MATLAB: Profiling mex in Linux

linuxmexprofile

What are my options for profiling a MEX file in Linux?
I have a MEX function which runs a whole lot of C code and the code isn't coming even vaguely close to living up to performance expectations (same algorithm implemented in MATLAB is 10x faster). So I want to profile the C code to find where the bottlenecks are, preferably using the MEX due to the convenience of using MATLAB to get all of the input data setup.
Specifically I am using MATLAB R2016a on 64-bit Ubuntu (either 12.04 or 14.04) and gcc as the compiler.
I have seen some decent discussion of how to profile MEX files in Windows using Visual Studio, such as: http://www.mathworks.com/matlabcentral/answers/277171-profiling-mex-in-windows
I tried using MATLAB Engine within a separate C test runner file along withengEvalString() to call the MEX function directly from within MATLAB. This worked fine for running the MEX function from the command line, but it didn't work very well for profiling since MATLAB Engine runs MATLAB in a separate process.
I saw this post on StackOverflow about how to profile using Valgrind/Cachegrind and a test executable which uses MATLAB Engine to load data, but actually loads the MEX function dynamic library directly using dlopen()/dlsym(): http://stackoverflow.com/questions/11220250/how-do-i-profile-a-mex-function-in-matlab
With a a few modifications I was almost able to get that approach to work, but I get a segfault when it actually calls the mexFunction.
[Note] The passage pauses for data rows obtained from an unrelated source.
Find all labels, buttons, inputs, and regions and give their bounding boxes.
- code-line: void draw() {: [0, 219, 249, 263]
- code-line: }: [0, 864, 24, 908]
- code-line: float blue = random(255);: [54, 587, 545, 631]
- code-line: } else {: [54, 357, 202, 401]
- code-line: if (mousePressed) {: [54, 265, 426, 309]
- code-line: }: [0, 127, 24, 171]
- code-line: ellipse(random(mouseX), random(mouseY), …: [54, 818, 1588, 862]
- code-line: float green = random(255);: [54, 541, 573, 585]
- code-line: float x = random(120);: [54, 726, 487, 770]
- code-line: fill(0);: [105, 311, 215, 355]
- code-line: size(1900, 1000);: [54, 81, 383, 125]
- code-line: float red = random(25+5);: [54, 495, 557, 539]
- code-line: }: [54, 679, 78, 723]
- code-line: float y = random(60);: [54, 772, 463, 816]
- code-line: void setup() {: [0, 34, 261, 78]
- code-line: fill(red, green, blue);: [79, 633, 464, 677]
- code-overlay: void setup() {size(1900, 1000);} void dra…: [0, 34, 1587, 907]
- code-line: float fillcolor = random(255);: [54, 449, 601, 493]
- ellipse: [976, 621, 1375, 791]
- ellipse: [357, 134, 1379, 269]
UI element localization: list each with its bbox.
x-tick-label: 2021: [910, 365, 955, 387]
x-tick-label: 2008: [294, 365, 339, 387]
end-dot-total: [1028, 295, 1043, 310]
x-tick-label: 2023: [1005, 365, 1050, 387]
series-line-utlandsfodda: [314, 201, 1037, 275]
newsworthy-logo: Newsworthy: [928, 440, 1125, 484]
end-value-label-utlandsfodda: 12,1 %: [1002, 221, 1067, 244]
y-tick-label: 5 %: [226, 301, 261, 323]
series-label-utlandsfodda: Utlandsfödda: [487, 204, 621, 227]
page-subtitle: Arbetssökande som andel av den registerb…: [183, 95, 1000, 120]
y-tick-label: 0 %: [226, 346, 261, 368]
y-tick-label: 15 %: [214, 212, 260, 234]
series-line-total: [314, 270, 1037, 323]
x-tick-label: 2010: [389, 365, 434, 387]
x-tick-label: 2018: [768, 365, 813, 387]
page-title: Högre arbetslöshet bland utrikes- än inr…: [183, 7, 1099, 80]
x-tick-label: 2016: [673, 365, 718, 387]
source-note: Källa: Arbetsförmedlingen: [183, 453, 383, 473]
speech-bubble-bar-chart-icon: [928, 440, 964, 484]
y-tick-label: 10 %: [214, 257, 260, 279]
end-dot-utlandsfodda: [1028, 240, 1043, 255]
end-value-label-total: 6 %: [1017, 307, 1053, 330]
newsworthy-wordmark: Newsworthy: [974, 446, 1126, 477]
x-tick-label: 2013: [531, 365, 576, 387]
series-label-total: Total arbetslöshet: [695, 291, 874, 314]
The main modification I had to make was that I used this to compile my testMex.c function:
mex -g -client engine testMex.c -ldl
So I'm looking for any advice on how to effectively profile a MEX file on Linux.
I attached the code I am trying to use as profileMex.zip (which contains profileMex.c). For the mex file itself I'm using a really trivial "Hello World" type mex which just prints out the number of inputs and number of outputs.

Best Answer

Given the lack of answers I thought I would let people know what ended up working very well for me.
So I made the mexFunction() itself do almost nothing - just some basic validation of the inputs and outputs. I put all of the C functionality I cared about in separate myAlgorithm.h / myAlgorithm.c files with 1 public function declared in the *.h, with a prototype similar to:
mxArray* my_algorithm(mxArray *arg1, mxArray *arg2);
Then after validating the arguments, the mexFunction() makes a call to my_algorithm().
For profiling I created a completely separate testMyAlgorithm.c file which uses MATLAB Engine to load a *.mat file containing input data and then uses MATLAB engine to copy that data as mxArray pointers into the testMyAlgorithm process. Then the myAlgorithm() function containing the common code is called. This C file capable of being profiled is compiled with:
mex -g -client engine testMyAlgorithm.c myAlgorithm.c
Then to profile the code I used something similar to:
LD_LIBRARY_PATH=$LD_LIBRARY_PATH:~/MATLAB/R2016a/bin/glnxa64/ valgrind --tool=callgrind ./testMyAlgorithm
This approach worked to run the code by itself as well as with gdb, valgrind, callgrind, cachegrind, etc.
Essentially it is really just C code. But MATLAB Engine and the mx library is being used for convenience so we can have common code shared between a MEX function and pure C code as well as a common way of reading input test data from MATLAB.
If anyone else has an easier way of doing this I would appreciate learning about it.